Ну и как в воду глядел. Кто из наших слабину дал и в окопы заскочил, там смерть и нашел. Рванули немцы заминированные окопы и не спеша так, пошли в контратаку. Думали, что подойдут и добьют оставшихся. А нам повезло, залегли мы после атаки за бруствер. Нас и не видно было. Бруствер то с нашей стороны окопов был. Заскочили мы в развороченные от взрывов окопы и затаились. Я взводному говорю, чтобы наши не открывали огонь пока немцы не подойдут к нам метров на пятьдесят. Подпустили мы немцев дали по ним три прицельных залпа, рванули в штыковую и на их плечах во вторую линию окопов ворвались. Потом много чего было. Дослужился снова до командира взвода а, потом и роты. Несколько раз был по мелочи ранен, но в медсанбат не попадал, на передовой от ран оправлялся. Так и оставался в своей штрафной роте. Пятьдесят восьмая статья это тебе не пятьдесят девятая. Но, уж когда распороло мне брюхо осколком от и до, и контузило, комиссовали в чистую. Спасибо в лагерь на дальнейшую отсидку не отправили. Вернулся я назад.
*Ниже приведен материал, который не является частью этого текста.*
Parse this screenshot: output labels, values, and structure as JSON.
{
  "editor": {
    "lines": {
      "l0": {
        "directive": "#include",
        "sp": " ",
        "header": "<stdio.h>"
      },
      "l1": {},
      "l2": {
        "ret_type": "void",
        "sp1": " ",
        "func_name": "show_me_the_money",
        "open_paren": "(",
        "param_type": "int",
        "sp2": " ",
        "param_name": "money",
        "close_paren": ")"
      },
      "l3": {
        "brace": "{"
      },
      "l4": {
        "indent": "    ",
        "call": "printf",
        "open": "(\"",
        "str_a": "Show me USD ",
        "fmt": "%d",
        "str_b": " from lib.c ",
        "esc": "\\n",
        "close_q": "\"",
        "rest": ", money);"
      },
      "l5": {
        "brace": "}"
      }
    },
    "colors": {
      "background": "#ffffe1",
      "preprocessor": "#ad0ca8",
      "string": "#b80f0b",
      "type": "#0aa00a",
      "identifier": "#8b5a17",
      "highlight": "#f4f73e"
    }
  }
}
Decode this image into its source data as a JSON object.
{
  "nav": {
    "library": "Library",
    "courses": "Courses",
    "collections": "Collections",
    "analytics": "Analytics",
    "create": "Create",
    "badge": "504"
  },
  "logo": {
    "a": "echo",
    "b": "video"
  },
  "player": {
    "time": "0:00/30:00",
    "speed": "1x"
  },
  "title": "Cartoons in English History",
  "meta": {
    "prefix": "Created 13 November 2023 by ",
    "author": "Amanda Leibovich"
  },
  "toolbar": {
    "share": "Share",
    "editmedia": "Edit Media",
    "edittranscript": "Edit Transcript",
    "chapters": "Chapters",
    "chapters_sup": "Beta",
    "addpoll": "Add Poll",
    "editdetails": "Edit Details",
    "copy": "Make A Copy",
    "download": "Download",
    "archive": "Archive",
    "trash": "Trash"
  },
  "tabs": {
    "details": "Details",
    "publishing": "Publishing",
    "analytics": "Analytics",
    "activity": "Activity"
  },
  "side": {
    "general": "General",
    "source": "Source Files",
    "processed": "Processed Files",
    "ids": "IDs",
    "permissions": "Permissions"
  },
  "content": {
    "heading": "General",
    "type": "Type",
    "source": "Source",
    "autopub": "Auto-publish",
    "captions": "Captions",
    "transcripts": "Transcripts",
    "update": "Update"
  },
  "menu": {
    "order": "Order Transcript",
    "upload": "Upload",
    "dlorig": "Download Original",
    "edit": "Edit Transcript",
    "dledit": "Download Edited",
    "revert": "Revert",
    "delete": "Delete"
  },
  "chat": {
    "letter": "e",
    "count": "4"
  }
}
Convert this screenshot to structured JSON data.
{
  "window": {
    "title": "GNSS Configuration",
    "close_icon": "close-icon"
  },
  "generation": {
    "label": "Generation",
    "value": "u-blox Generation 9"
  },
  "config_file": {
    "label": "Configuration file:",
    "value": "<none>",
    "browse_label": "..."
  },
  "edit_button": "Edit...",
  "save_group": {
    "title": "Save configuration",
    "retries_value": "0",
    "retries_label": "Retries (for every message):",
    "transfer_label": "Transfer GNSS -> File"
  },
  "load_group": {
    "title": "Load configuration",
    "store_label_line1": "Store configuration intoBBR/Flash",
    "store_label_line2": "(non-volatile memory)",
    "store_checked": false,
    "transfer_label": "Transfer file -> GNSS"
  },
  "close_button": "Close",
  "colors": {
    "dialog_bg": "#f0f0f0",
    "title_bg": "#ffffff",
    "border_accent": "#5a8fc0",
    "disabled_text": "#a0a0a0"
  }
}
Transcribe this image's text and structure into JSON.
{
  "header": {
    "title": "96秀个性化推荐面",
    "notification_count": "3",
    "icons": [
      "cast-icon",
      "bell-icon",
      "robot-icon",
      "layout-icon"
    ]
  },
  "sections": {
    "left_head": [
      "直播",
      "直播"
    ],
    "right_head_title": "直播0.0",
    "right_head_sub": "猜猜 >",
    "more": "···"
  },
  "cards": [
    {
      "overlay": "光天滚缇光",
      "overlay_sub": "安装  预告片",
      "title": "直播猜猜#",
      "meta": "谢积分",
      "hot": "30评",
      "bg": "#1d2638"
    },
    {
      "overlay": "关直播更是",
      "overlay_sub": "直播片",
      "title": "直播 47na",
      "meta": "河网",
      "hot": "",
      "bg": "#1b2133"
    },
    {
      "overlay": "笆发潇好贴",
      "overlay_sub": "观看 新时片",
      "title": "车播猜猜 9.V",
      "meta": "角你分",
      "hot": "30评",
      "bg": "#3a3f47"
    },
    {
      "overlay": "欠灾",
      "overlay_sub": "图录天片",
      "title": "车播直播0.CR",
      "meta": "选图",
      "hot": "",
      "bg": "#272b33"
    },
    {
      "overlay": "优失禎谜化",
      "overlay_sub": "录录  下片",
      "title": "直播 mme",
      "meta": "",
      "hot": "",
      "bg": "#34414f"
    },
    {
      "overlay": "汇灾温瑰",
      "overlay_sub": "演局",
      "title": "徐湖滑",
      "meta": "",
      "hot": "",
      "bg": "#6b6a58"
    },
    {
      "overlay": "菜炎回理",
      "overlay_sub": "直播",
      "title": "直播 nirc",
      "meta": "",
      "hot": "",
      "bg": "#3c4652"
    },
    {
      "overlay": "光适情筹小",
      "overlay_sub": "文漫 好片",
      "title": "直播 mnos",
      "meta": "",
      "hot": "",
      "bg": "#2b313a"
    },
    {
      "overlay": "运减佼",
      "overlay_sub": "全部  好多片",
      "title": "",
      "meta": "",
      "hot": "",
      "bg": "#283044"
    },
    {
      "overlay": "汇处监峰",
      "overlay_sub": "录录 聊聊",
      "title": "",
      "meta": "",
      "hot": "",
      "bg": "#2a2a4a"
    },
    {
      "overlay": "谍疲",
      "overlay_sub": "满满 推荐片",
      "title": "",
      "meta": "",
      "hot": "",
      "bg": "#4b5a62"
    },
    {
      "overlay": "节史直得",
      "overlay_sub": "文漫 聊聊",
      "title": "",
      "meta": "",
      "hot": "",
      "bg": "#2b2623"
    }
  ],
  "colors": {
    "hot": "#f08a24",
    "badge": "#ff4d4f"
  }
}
Выдали мне паспорт с отметкой о гласном надзоре.

– Федор Петрович, все время хотел тебя спросить, как ты тогда у нас оказался с пятьдесят восьмой статьей. Ведь, на сколько я знаю, с таким приговором на фронт не отправляли.

Хромов усмехнулся:

– Так и меня должны были расстрелять. Лагерь, где я срок отбывал, оказался вблизи линии фронта. Как немцы стали подходить, начальство лагерное все смоталось в тыл, а конвойным дало команду пустить всех зеков в расход. Меня тогда, и еще человек десять повели к траншее на расстрел. Отошли мы от бараков метров на пятьсот, а тут и немцы пожаловали. Немецкий танк прямо в ворота лагеря въехал, а за ним пехота. Конвойные наши растерялись. Одно дело с зэками безоружными воевать, другое дело с немцами на танках. Смотрю стоят наши конвоиры бледные, глаза испуганные. Тут я им скомандовал:

– Ложись! Ползи к траншее, голову не поднимать.

Спрыгнули в траншею, прямо на трупы. Смотрим в лагере большой шухер. Через некоторое время смотрим уголовники ведут конвойных к траншее. У уголовников винтовки, а солдатики уже безоружные. Идут понурые, головы повесили. Я конвойным, которые с нами приказываю:

– Отомкнуть штыки, отдать штыки заключенным, приготовиться к стрельбе по моей команде.

Смотрю подчиняются мне не задумываясь. Короче, затащили мы конвойных, которых уголовники расстрелять хотели, к себе в траншею, а уголовников перестреляли. Винтовки собрали и мелкими перебежками рванули к лесу. Так я стал командиром энкавэдешного отряда. Смешно? То-то. С ним и вышел в скором времени к своим. Врать в особом отделе конвойные не стали, сказали, что я у них за командира был. Да и врать они особо не умели, все деревенские были, с тремя классами церковно-приходской школы. Что потом с теми, кто со мною вышел, стало, не знаю. Конвой энкаведешный думаю не пропал, дальше стали служить, где-нибудь в комендантском взводе. Разрешили мне тогда мои грехи искупить кровью. Через некоторое время дали мне звание младшего лейтенанта, а дальше сам знаешь. Давай выпьем за тех с кем в сорок первом воевать пришлось.

Звягинцев спросил:

– Случаем среди тех, кто пришел к нам тогда пацанов расстреливать, тех энкавэдэшников, которых ты из окружения вывел, не было?